Efficiency is only a portion of the issue, cost efficiency is other. It doesn't look like a very cheap panel and delivery system. Economies of scale only go so far.

H Skip Robinson
5th November, 2012 @ 08:33 am PST

SOLAR makes sense wind is playing around with mother nature and I feel could be a hazard . good job with the new cells guys.

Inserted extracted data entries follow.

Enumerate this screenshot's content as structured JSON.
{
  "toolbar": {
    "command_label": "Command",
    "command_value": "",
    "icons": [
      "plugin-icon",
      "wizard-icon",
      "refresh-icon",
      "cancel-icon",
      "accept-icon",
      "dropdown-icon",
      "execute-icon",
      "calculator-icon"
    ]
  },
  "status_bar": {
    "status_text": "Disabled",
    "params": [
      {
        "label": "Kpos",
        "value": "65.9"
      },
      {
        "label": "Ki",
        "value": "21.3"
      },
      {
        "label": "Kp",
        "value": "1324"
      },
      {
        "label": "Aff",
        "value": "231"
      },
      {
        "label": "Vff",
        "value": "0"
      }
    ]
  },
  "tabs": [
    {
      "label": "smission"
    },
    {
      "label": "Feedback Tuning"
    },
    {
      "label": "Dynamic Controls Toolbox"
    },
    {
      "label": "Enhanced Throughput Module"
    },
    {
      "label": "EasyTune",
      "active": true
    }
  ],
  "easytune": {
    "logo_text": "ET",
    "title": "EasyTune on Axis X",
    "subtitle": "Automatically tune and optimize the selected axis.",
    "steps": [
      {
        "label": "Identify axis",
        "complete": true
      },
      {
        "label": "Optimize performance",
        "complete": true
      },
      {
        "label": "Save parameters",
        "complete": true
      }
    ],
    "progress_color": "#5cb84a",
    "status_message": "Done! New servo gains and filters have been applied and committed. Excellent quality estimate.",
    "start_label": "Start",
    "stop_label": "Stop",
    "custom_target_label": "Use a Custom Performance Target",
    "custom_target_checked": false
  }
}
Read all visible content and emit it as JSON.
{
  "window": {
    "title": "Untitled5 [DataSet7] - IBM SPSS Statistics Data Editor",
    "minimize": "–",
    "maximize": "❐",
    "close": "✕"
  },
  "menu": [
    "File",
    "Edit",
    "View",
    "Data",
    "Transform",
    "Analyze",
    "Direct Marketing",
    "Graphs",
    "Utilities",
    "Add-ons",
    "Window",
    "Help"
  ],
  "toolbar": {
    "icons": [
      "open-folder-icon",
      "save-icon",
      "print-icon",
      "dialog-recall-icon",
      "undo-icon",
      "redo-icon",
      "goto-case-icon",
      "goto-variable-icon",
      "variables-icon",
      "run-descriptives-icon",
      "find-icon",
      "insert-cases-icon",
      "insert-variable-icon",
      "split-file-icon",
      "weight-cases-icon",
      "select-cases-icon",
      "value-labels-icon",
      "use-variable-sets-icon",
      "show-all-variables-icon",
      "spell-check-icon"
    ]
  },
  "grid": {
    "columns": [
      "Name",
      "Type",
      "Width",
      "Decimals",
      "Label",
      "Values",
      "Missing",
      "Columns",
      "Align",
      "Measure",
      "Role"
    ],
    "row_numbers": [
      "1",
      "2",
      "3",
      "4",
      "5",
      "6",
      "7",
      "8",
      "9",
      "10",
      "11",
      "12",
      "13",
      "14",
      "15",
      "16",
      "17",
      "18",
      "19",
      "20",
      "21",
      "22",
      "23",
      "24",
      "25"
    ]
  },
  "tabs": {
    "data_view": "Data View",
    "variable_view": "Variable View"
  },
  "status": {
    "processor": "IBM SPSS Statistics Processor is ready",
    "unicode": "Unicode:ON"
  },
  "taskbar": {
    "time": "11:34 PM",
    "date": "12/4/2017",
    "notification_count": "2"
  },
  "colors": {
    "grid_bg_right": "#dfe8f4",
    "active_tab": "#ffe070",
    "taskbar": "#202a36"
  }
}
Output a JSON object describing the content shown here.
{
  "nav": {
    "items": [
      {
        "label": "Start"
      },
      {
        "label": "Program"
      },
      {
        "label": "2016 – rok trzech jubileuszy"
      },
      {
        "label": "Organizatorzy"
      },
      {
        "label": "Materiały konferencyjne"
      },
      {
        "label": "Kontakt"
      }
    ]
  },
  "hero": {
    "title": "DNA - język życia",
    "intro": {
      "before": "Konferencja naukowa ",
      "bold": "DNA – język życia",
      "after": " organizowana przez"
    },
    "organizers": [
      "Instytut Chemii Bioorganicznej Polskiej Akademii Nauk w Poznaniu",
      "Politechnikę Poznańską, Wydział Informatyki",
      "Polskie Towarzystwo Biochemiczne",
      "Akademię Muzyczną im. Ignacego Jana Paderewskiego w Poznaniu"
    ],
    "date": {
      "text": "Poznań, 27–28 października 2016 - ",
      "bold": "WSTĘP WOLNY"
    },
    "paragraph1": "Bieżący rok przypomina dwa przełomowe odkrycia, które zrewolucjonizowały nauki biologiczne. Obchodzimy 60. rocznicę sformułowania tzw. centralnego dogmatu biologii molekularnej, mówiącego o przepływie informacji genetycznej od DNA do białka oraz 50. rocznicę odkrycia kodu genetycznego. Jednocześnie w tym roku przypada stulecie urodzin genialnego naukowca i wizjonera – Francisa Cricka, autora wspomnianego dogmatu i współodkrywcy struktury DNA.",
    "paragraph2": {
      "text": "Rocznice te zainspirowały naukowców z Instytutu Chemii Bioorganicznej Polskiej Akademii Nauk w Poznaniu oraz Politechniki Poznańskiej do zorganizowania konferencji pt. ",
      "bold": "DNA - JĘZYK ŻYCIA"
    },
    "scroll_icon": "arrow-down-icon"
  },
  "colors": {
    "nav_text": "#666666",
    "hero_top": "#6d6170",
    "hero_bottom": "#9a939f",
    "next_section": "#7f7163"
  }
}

POOL PUMPREAPAIR guy longwood
5th November, 2012 @ 11:00 am PST

Concentrated PV only works on a dual axis tracker so that it is aimed perfectly at the sun, therefore it cant be put on roofs and is much more advantageous in areas with high DNI- the desert. The advantage of CPV technology is less footprint. A technology that is designed to save space, but is only economical in a place with almost endless space(deserts)... CPV solves a problem that doesn't exist. Now if there were a rooftop application for CPV....

B Alingh
5th November, 2012 @ 09:40 pm PST

Yet another reason not to buy solar panels until the price per watt becomes stable.

nutcase
6th November, 2012 @ 05:17 am PST

What is needed is a "Solex Agitator"

95% efficient and the ability to control the world.

Captain Danger
7th November, 2012 @ 04:29 pm PST

It's really amazing how modern technology works! I guess, Amonix is really doing its homework. Great job! Two thumbs up for this!

Darcy Hubbert
7th November, 2012 @ 04:35 pm PST

First?

What about these guys?

http://www.smartplanet.com/blog/intelligent-energy/breakthrough-worlds-most-efficient-solar-panel/12800

Ryan Weiss
15th November, 2012 @ 03:24 pm PST

The Semprius claim is based on some indoor lab tests, under standard test conditions (25° C), but not verified by one of the designated test centers (like NREL). The Amonix result is outdoors, under OPERATING conditions, and verified by NREL. The modules run a good bit hotter under operation (probably 60° C or more), so this latest result is a lot more impressive.

SMiller
28th December, 2012 @ 10:14 am PST

Nutcase -- so you won't go solar until the price stops dropping?